As the number of college-aged Nebraskans has dwindled in recent years, the University of Nebraska-Lincoln has seen in-state enrollment climb. In this swim upstream, though, students from outside the state — and country, in many cases — have powered a far larger share of the university’s growth. Between 2013 and 2017, those increases are 4 percent and 23 percent, respectively, as the Journal Star’s Chris Dunker documented last Sunday.

With the demographic and workforce challenges facing Nebraska in the coming years, the need to attract students from outside the Cornhusker State will only rise in importance. The investment being made by UNL on that front, even as its overall enrollment has dipped slightly, will pay dividends both now and long into the future.

Despite the boom in nonresident enrollment, UNL hasn’t forgotten its roots as a land-grant university.

A University of California, Los Angeles survey found that UNL representatives physically visited a far higher percentage of institutions in the state than peer institutions studied: 88 percent of high schools and all community colleges within the state in 2017.

That dedication to Nebraska must never waver.

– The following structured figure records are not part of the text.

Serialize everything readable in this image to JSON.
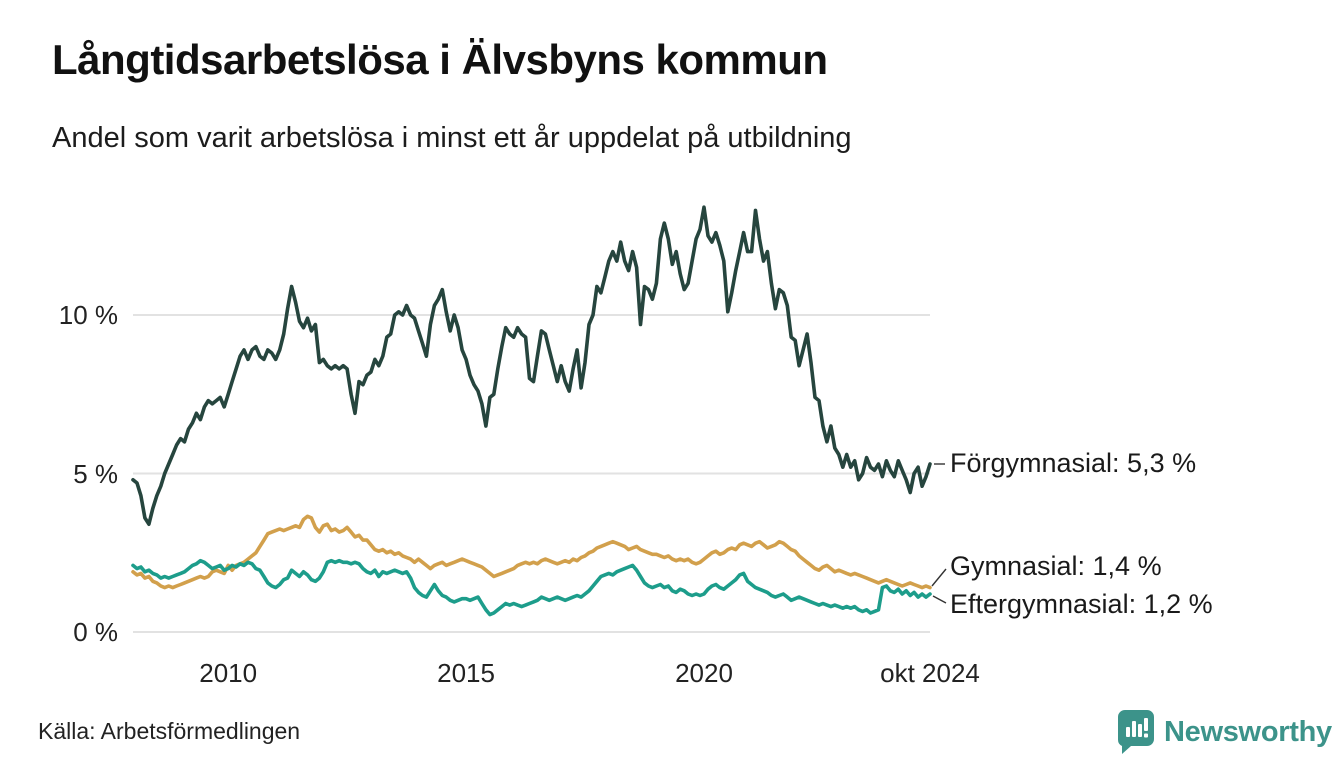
{
  "header": {
    "title": "Långtidsarbetslösa i Älvsbyns kommun",
    "subtitle": "Andel som varit arbetslösa i minst ett år uppdelat på utbildning"
  },
  "chart_data": {
    "type": "line",
    "title": "Långtidsarbetslösa i Älvsbyns kommun",
    "subtitle": "Andel som varit arbetslösa i minst ett år uppdelat på utbildning",
    "x_unit": "month",
    "x_start": "2008-01",
    "x_end": "2024-10",
    "ylim": [
      0,
      13.5
    ],
    "grid": "horizontal",
    "gridline_color": "#e2e2e2",
    "yticks": [
      {
        "value": 0,
        "label": "0 %"
      },
      {
        "value": 5,
        "label": "5 %"
      },
      {
        "value": 10,
        "label": "10 %"
      }
    ],
    "xticks": [
      {
        "index": 24,
        "label": "2010"
      },
      {
        "index": 84,
        "label": "2015"
      },
      {
        "index": 144,
        "label": "2020"
      },
      {
        "index": 201,
        "label": "okt 2024"
      }
    ],
    "series": [
      {
        "name": "Förgymnasial",
        "color": "#26453e",
        "latest_value": "5,3 %",
        "values": [
          4.8,
          4.7,
          4.3,
          3.6,
          3.4,
          3.9,
          4.3,
          4.6,
          5.0,
          5.3,
          5.6,
          5.9,
          6.1,
          6.0,
          6.4,
          6.6,
          6.9,
          6.7,
          7.1,
          7.3,
          7.2,
          7.3,
          7.4,
          7.1,
          7.5,
          7.9,
          8.3,
          8.7,
          8.9,
          8.6,
          8.9,
          9.0,
          8.7,
          8.6,
          8.9,
          8.8,
          8.6,
          8.9,
          9.4,
          10.2,
          10.9,
          10.4,
          9.8,
          9.6,
          9.9,
          9.5,
          9.7,
          8.5,
          8.6,
          8.4,
          8.3,
          8.4,
          8.3,
          8.4,
          8.3,
          7.5,
          6.9,
          7.9,
          7.8,
          8.1,
          8.2,
          8.6,
          8.4,
          8.7,
          9.3,
          9.4,
          10.0,
          10.1,
          10.0,
          10.3,
          10.0,
          9.9,
          9.5,
          9.1,
          8.7,
          9.7,
          10.3,
          10.5,
          10.8,
          10.1,
          9.5,
          10.0,
          9.6,
          8.9,
          8.6,
          8.1,
          7.8,
          7.6,
          7.2,
          6.5,
          7.4,
          7.5,
          8.3,
          9.0,
          9.6,
          9.4,
          9.3,
          9.6,
          9.4,
          9.3,
          8.0,
          7.9,
          8.7,
          9.5,
          9.4,
          8.9,
          8.4,
          7.9,
          8.4,
          7.9,
          7.6,
          8.3,
          8.9,
          7.7,
          8.5,
          9.7,
          10.0,
          10.9,
          10.7,
          11.2,
          11.7,
          12.0,
          11.7,
          12.3,
          11.7,
          11.4,
          12.0,
          11.5,
          9.7,
          10.9,
          10.8,
          10.5,
          11.0,
          12.4,
          12.9,
          12.4,
          11.6,
          12.0,
          11.3,
          10.8,
          11.0,
          11.7,
          12.4,
          12.7,
          13.4,
          12.5,
          12.3,
          12.6,
          12.2,
          11.7,
          10.1,
          10.7,
          11.4,
          12.0,
          12.6,
          12.0,
          12.0,
          13.3,
          12.4,
          11.7,
          12.0,
          11.0,
          10.2,
          10.8,
          10.7,
          10.3,
          9.3,
          9.2,
          8.4,
          8.9,
          9.4,
          8.5,
          7.4,
          7.3,
          6.5,
          6.0,
          6.5,
          5.8,
          5.6,
          5.2,
          5.6,
          5.2,
          5.4,
          4.8,
          5.0,
          5.5,
          5.2,
          5.1,
          5.3,
          4.9,
          5.4,
          5.1,
          4.9,
          5.4,
          5.1,
          4.8,
          4.4,
          5.0,
          5.2,
          4.6,
          4.9,
          5.3
        ]
      },
      {
        "name": "Gymnasial",
        "color": "#d2a04c",
        "latest_value": "1,4 %",
        "values": [
          1.9,
          1.8,
          1.85,
          1.7,
          1.75,
          1.6,
          1.55,
          1.45,
          1.4,
          1.45,
          1.4,
          1.45,
          1.5,
          1.55,
          1.6,
          1.65,
          1.7,
          1.75,
          1.7,
          1.75,
          1.9,
          1.95,
          1.9,
          1.85,
          2.1,
          1.95,
          2.1,
          2.15,
          2.2,
          2.3,
          2.4,
          2.5,
          2.7,
          2.9,
          3.1,
          3.15,
          3.2,
          3.25,
          3.2,
          3.25,
          3.3,
          3.35,
          3.3,
          3.55,
          3.65,
          3.6,
          3.3,
          3.15,
          3.35,
          3.4,
          3.2,
          3.25,
          3.15,
          3.2,
          3.3,
          3.15,
          3.0,
          3.05,
          2.9,
          2.9,
          2.75,
          2.6,
          2.55,
          2.6,
          2.5,
          2.55,
          2.45,
          2.5,
          2.4,
          2.35,
          2.3,
          2.2,
          2.3,
          2.2,
          2.1,
          2.0,
          2.1,
          2.15,
          2.2,
          2.1,
          2.15,
          2.2,
          2.25,
          2.3,
          2.25,
          2.2,
          2.15,
          2.1,
          2.05,
          1.95,
          1.85,
          1.75,
          1.8,
          1.85,
          1.9,
          1.95,
          2.0,
          2.1,
          2.15,
          2.2,
          2.15,
          2.2,
          2.15,
          2.25,
          2.3,
          2.25,
          2.2,
          2.15,
          2.2,
          2.25,
          2.2,
          2.3,
          2.25,
          2.35,
          2.4,
          2.5,
          2.55,
          2.65,
          2.7,
          2.75,
          2.8,
          2.85,
          2.8,
          2.75,
          2.7,
          2.6,
          2.65,
          2.7,
          2.6,
          2.55,
          2.5,
          2.45,
          2.45,
          2.4,
          2.35,
          2.4,
          2.3,
          2.25,
          2.3,
          2.25,
          2.3,
          2.2,
          2.15,
          2.2,
          2.3,
          2.4,
          2.5,
          2.55,
          2.45,
          2.5,
          2.6,
          2.65,
          2.6,
          2.75,
          2.8,
          2.75,
          2.7,
          2.8,
          2.85,
          2.75,
          2.65,
          2.7,
          2.75,
          2.85,
          2.8,
          2.7,
          2.6,
          2.55,
          2.4,
          2.3,
          2.2,
          2.1,
          2.0,
          1.95,
          2.05,
          2.1,
          2.0,
          1.9,
          1.95,
          1.9,
          1.85,
          1.8,
          1.85,
          1.8,
          1.75,
          1.7,
          1.65,
          1.6,
          1.55,
          1.6,
          1.65,
          1.6,
          1.55,
          1.5,
          1.45,
          1.5,
          1.55,
          1.5,
          1.45,
          1.4,
          1.45,
          1.4
        ]
      },
      {
        "name": "Eftergymnasial",
        "color": "#1d9d8b",
        "latest_value": "1,2 %",
        "values": [
          2.1,
          2.0,
          2.05,
          1.9,
          1.95,
          1.85,
          1.8,
          1.7,
          1.75,
          1.7,
          1.75,
          1.8,
          1.85,
          1.9,
          2.0,
          2.1,
          2.15,
          2.25,
          2.2,
          2.1,
          2.0,
          2.05,
          2.1,
          1.95,
          2.0,
          2.1,
          2.05,
          2.15,
          2.1,
          2.2,
          2.15,
          2.0,
          1.95,
          1.75,
          1.55,
          1.45,
          1.4,
          1.5,
          1.65,
          1.7,
          1.95,
          1.85,
          1.75,
          1.9,
          1.8,
          1.65,
          1.6,
          1.7,
          1.9,
          2.2,
          2.25,
          2.2,
          2.25,
          2.2,
          2.2,
          2.15,
          2.2,
          2.15,
          2.0,
          1.9,
          1.85,
          1.95,
          1.75,
          1.9,
          1.85,
          1.9,
          1.95,
          1.9,
          1.85,
          1.9,
          1.7,
          1.4,
          1.25,
          1.15,
          1.1,
          1.3,
          1.5,
          1.3,
          1.15,
          1.1,
          1.0,
          0.95,
          1.0,
          1.05,
          1.05,
          1.0,
          1.05,
          1.1,
          0.9,
          0.7,
          0.55,
          0.6,
          0.7,
          0.8,
          0.9,
          0.85,
          0.9,
          0.85,
          0.8,
          0.85,
          0.9,
          0.95,
          1.0,
          1.1,
          1.05,
          1.0,
          1.05,
          1.1,
          1.05,
          1.0,
          1.05,
          1.1,
          1.15,
          1.1,
          1.2,
          1.3,
          1.45,
          1.6,
          1.75,
          1.8,
          1.85,
          1.8,
          1.9,
          1.95,
          2.0,
          2.05,
          2.1,
          1.95,
          1.75,
          1.55,
          1.45,
          1.4,
          1.45,
          1.5,
          1.4,
          1.45,
          1.3,
          1.25,
          1.35,
          1.3,
          1.2,
          1.15,
          1.2,
          1.15,
          1.2,
          1.35,
          1.45,
          1.5,
          1.4,
          1.35,
          1.45,
          1.55,
          1.65,
          1.8,
          1.85,
          1.6,
          1.5,
          1.4,
          1.35,
          1.3,
          1.25,
          1.15,
          1.1,
          1.15,
          1.2,
          1.1,
          1.0,
          1.05,
          1.1,
          1.05,
          1.0,
          0.95,
          0.9,
          0.85,
          0.9,
          0.85,
          0.8,
          0.85,
          0.8,
          0.75,
          0.8,
          0.75,
          0.8,
          0.7,
          0.65,
          0.7,
          0.6,
          0.65,
          0.7,
          1.4,
          1.45,
          1.3,
          1.25,
          1.35,
          1.2,
          1.3,
          1.15,
          1.25,
          1.1,
          1.2,
          1.1,
          1.2
        ]
      }
    ],
    "legend_position": "end-of-line-labels"
  },
  "annotations": {
    "forgymnasial": "Förgymnasial: 5,3 %",
    "gymnasial": "Gymnasial: 1,4 %",
    "eftergymnasial": "Eftergymnasial: 1,2 %"
  },
  "footer": {
    "source": "Källa: Arbetsförmedlingen",
    "brand": "Newsworthy",
    "brand_color": "#3c938a"
  }
}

But projections don’t indicate the number of high school diplomas awarded to grow substantially in the coming years. In its 2018 report, Nebraska’s Coordinating Commission for Postsecondary Education estimates increases that average less than 1 percent per year between 2016-17 and 2026-27.

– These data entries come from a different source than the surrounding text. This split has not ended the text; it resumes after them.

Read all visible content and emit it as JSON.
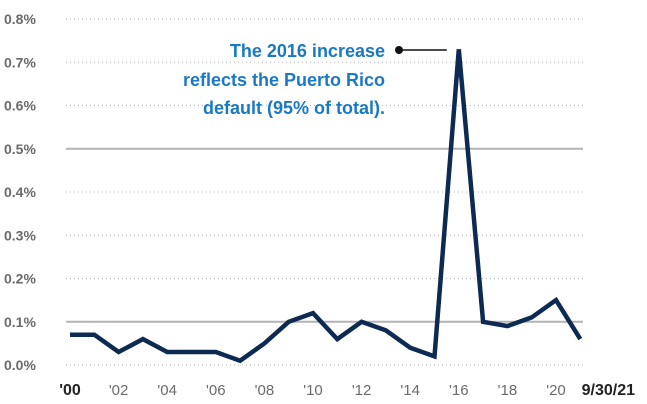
{
  "chart_data": {
    "type": "line",
    "x": [
      "2000",
      "2001",
      "2002",
      "2003",
      "2004",
      "2005",
      "2006",
      "2007",
      "2008",
      "2009",
      "2010",
      "2011",
      "2012",
      "2013",
      "2014",
      "2015",
      "2016",
      "2017",
      "2018",
      "2019",
      "2020",
      "9/30/21"
    ],
    "series": [
      {
        "values": [
          0.07,
          0.07,
          0.03,
          0.06,
          0.03,
          0.03,
          0.03,
          0.01,
          0.05,
          0.1,
          0.12,
          0.06,
          0.1,
          0.08,
          0.04,
          0.02,
          0.73,
          0.1,
          0.09,
          0.11,
          0.15,
          0.06
        ]
      }
    ],
    "ylim": [
      0,
      0.8
    ],
    "y_ticks": [
      0.0,
      0.1,
      0.2,
      0.3,
      0.4,
      0.5,
      0.6,
      0.7,
      0.8
    ],
    "y_tick_labels": [
      "0.0%",
      "0.1%",
      "0.2%",
      "0.3%",
      "0.4%",
      "0.5%",
      "0.6%",
      "0.7%",
      "0.8%"
    ],
    "x_tick_labels": [
      "'00",
      "'02",
      "'04",
      "'06",
      "'08",
      "'10",
      "'12",
      "'14",
      "'16",
      "'18",
      "'20",
      "9/30/21"
    ],
    "x_tick_index": [
      0,
      2,
      4,
      6,
      8,
      10,
      12,
      14,
      16,
      18,
      20,
      21
    ],
    "x_tick_bold": [
      true,
      false,
      false,
      false,
      false,
      false,
      false,
      false,
      false,
      false,
      false,
      true
    ],
    "reference_lines": [
      0.1,
      0.5
    ],
    "grid": "dotted-horizontal",
    "annotation": {
      "lines": [
        "The 2016 increase",
        "reflects the Puerto Rico",
        "default (95% of total)."
      ],
      "points_to_index": 16
    },
    "colors": {
      "line": "#0d2a52",
      "annotation": "#1a79c4",
      "grid": "#b5b5b5",
      "reference": "#b3b3b3",
      "ytick": "#6b6b6b",
      "xtick": "#6b6b6b"
    }
  }
}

Future Huskers will have to come from somewhere. And with population declining in many rural counties, that somewhere often lies beyond Nebraska’s borders.

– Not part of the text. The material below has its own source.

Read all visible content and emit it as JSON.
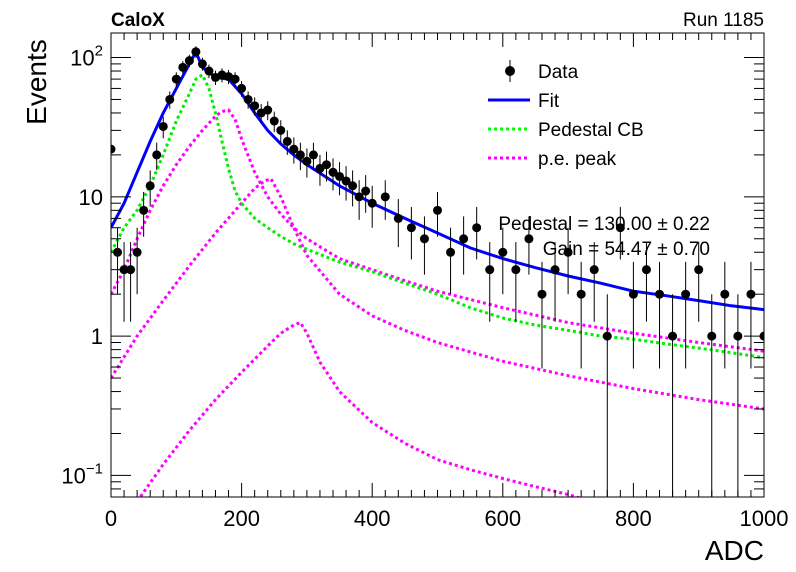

Growth in out-of-state and international students, in particular — who face a higher per-credit-hour price for tuition before factoring for scholarships — helps keep tuition rates low for in-state students. That helps to preserve access and affordability to higher education for Nebraskans that compares favorably to UNL’s compatriots in the Big Ten Conference.

Given ambitious growth plans at UNL — particularly in high-demand fields, such as engineering, which is undergoing $160 million in expansions — and the looming workforce shortage facing the state, Nebraska’s future will hinge upon the graduates of its colleges and universities.

If these students matriculate at UNL or another Nebraska institution, they’re more likely to stay in the Good Life after graduation. Business and elected leaders alike know we need more young talent in this state, hence the variety of plans and programs being unveiled to curb brain drain and attract workers.

Nebraska must play the long game as it seeks to avoid being overwhelmed by a wave of retirements — particularly its rural areas — in the next decade-plus. Getting students, regardless of their hometown, to attend college in the state is a sound start in that regard.